Non vi è modo migliore per completare gli obiettivi del Programma quadriennale 2007-2010 della nostra Associazione: siamo fieri di annunciare che il lungo e complesso cammino per la realizzazione a Caslano della nuova sede del Museo della pesca culminerà il 3 giugno 2010, con una cerimonia di inaugurazione, alla quale fra le altre personalità ha assicurato la sua presenza il Presidente del Governo ticinese, On. Gabriele Gendotti.
 
Il Direttore del Dipartimento Educazione, Sport e Cultura, che ha sempre assicurato il sostegno a questo progetto, potrà, assieme agli altri ospiti, constatare che questa struttura museale dedicata al mondo ittico, per contenuti e spazio, è la maggiore esistente in Svizzera. Pronta ora, affacciata sul lago, a riaccogliere appassionati, scolaresche, famiglie e turisti, grazie ad un nuovo e più agile percorso espositivo. Il curatore Maurizio Valente potrà pure contare su una autorevole commissione di esperti (tra i quali Raimondo Locatelli, Urs Lüchinger ed Ezio Merlo), ai quali sarà affidato il compito di promuovere con diversificate iniziative le peculiarità di questa nuova struttura.

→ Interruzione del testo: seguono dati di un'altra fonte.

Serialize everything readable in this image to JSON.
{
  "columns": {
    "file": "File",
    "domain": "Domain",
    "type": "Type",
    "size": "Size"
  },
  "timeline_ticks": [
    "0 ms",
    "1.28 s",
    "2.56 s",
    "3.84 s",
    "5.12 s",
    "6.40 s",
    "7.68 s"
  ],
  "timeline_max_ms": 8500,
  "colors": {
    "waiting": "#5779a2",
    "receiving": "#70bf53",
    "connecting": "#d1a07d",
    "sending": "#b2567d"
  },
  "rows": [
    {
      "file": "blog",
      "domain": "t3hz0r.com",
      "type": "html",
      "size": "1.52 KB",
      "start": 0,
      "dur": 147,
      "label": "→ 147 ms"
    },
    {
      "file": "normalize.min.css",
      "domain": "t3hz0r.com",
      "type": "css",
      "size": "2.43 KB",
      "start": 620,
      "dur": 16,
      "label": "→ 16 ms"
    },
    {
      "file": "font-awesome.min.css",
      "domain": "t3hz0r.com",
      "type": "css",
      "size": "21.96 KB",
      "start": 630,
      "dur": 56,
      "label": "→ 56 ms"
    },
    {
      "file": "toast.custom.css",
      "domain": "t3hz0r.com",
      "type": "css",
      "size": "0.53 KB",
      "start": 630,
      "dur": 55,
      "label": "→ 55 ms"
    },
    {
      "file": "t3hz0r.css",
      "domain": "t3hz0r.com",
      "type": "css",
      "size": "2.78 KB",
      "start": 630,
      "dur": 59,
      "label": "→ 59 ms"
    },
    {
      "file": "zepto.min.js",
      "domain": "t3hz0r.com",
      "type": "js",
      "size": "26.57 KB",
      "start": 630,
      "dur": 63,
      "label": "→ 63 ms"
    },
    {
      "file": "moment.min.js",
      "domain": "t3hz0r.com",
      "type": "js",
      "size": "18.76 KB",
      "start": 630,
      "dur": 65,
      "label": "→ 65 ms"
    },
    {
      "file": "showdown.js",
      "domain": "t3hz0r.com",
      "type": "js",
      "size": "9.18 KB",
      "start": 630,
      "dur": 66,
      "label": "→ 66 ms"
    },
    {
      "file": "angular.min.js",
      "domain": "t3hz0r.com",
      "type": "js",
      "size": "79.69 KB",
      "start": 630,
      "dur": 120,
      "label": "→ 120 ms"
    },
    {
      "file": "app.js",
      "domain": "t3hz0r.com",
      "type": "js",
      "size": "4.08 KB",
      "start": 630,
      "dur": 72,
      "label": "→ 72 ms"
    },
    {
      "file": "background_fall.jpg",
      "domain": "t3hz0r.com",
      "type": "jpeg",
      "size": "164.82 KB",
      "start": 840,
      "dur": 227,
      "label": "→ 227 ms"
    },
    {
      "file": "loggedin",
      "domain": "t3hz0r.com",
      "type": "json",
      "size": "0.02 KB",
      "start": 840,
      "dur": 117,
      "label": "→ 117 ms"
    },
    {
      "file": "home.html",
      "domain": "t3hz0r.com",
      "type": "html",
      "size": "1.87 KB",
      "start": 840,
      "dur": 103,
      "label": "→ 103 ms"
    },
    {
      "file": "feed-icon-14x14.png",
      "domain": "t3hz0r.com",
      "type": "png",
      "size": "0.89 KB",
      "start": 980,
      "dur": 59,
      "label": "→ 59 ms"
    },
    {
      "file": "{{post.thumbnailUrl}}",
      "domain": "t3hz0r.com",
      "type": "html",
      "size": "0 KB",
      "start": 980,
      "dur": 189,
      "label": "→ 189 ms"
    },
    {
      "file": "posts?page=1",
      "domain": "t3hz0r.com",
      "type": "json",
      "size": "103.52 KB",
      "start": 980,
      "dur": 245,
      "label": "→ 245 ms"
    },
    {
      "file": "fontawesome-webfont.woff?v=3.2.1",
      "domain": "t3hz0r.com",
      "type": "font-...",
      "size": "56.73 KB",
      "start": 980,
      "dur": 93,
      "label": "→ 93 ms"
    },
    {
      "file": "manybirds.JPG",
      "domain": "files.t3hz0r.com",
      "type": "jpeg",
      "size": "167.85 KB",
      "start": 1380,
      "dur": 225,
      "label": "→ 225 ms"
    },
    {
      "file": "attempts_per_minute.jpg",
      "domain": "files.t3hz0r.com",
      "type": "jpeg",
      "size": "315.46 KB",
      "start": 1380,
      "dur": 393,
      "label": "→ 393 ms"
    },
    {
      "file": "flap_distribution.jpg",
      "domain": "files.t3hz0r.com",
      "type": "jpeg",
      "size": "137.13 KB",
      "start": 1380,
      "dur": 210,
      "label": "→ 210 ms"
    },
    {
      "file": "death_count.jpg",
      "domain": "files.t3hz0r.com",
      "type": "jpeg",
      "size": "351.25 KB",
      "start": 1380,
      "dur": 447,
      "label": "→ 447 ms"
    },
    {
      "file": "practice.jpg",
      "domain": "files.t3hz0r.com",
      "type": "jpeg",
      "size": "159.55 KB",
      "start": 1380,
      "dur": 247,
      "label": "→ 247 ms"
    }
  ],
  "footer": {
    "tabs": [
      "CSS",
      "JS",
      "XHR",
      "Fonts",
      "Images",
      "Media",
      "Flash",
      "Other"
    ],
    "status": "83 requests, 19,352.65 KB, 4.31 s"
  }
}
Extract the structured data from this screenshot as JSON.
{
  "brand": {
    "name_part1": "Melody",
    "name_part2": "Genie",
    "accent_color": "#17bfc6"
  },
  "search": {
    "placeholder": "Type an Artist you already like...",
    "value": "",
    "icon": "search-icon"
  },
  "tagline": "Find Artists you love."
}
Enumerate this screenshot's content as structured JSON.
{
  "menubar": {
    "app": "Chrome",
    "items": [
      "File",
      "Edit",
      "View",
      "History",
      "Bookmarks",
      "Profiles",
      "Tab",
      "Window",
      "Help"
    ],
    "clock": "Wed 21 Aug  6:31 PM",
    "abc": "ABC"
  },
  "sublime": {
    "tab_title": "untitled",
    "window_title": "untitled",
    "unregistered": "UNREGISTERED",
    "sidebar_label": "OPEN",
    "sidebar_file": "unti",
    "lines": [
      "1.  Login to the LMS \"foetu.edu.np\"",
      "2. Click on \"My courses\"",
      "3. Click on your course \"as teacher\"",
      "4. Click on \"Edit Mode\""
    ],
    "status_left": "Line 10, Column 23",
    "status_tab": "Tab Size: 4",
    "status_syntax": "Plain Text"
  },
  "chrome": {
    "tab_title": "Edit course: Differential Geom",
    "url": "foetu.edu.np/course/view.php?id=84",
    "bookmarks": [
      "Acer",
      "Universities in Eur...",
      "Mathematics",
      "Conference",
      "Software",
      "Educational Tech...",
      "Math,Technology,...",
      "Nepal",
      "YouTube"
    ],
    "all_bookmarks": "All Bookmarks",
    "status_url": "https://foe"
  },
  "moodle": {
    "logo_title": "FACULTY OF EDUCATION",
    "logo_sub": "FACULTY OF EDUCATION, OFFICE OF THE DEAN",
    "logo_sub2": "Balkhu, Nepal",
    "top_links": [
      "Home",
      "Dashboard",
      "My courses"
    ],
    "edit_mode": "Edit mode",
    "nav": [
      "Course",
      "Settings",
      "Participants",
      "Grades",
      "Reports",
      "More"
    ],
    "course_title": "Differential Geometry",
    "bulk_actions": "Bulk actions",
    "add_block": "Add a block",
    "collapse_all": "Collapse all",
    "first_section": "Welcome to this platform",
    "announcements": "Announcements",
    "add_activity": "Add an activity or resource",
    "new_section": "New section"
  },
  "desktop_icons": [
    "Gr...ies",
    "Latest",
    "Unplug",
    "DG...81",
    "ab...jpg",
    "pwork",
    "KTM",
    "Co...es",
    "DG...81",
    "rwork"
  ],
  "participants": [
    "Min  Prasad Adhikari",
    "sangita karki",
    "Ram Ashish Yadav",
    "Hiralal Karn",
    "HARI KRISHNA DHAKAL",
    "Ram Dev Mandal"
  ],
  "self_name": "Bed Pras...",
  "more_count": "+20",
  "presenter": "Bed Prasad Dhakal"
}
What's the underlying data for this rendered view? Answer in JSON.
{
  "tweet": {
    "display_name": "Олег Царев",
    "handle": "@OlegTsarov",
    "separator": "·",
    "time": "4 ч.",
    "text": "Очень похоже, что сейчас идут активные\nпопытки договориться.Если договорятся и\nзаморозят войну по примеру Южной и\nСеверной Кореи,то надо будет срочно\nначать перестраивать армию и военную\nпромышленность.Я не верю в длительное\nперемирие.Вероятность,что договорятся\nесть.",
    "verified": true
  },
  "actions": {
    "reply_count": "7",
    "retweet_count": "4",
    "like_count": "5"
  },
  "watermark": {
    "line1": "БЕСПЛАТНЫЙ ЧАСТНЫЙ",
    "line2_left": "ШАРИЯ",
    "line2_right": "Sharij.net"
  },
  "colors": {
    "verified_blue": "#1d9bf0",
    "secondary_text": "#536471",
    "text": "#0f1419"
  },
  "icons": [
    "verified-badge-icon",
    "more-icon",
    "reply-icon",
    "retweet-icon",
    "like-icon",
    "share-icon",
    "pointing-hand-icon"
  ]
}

A cavallo con l’anno entrante ( il 19 dicembre 2009) si apre la mostra sulla figura del politico malcantonese Oreste Gallacchi (1846-1925), grazie al recupero di preziosi documenti. Fino al mese di gennaio l’esposizione sarà ospitata nei locali della Casa comunale di Breno: all’inizio dell’autunno troverà poi spazio, ampliata e arricchita di nuovi elementi, al museo di Curio, per narrare anche come si viveva nelle nostre terre fra Ottocento e Novecento.

La fortunata esposizione sui fornaciai malcantonesi potrà così rimanere ancora aperta fino all’inizio dell’estate, suggellata a fine anno dalla pubblicazione di un nostro volume sull’argomento, basato sul contributo della giovane ricercatrice Giulia Pedrazzi, che ha potuto fruire di una borsa di studio cantonale sull’arco di due anni per seguire le vicende dell’emigrazione malcantonese attiva nell’industria laterizia.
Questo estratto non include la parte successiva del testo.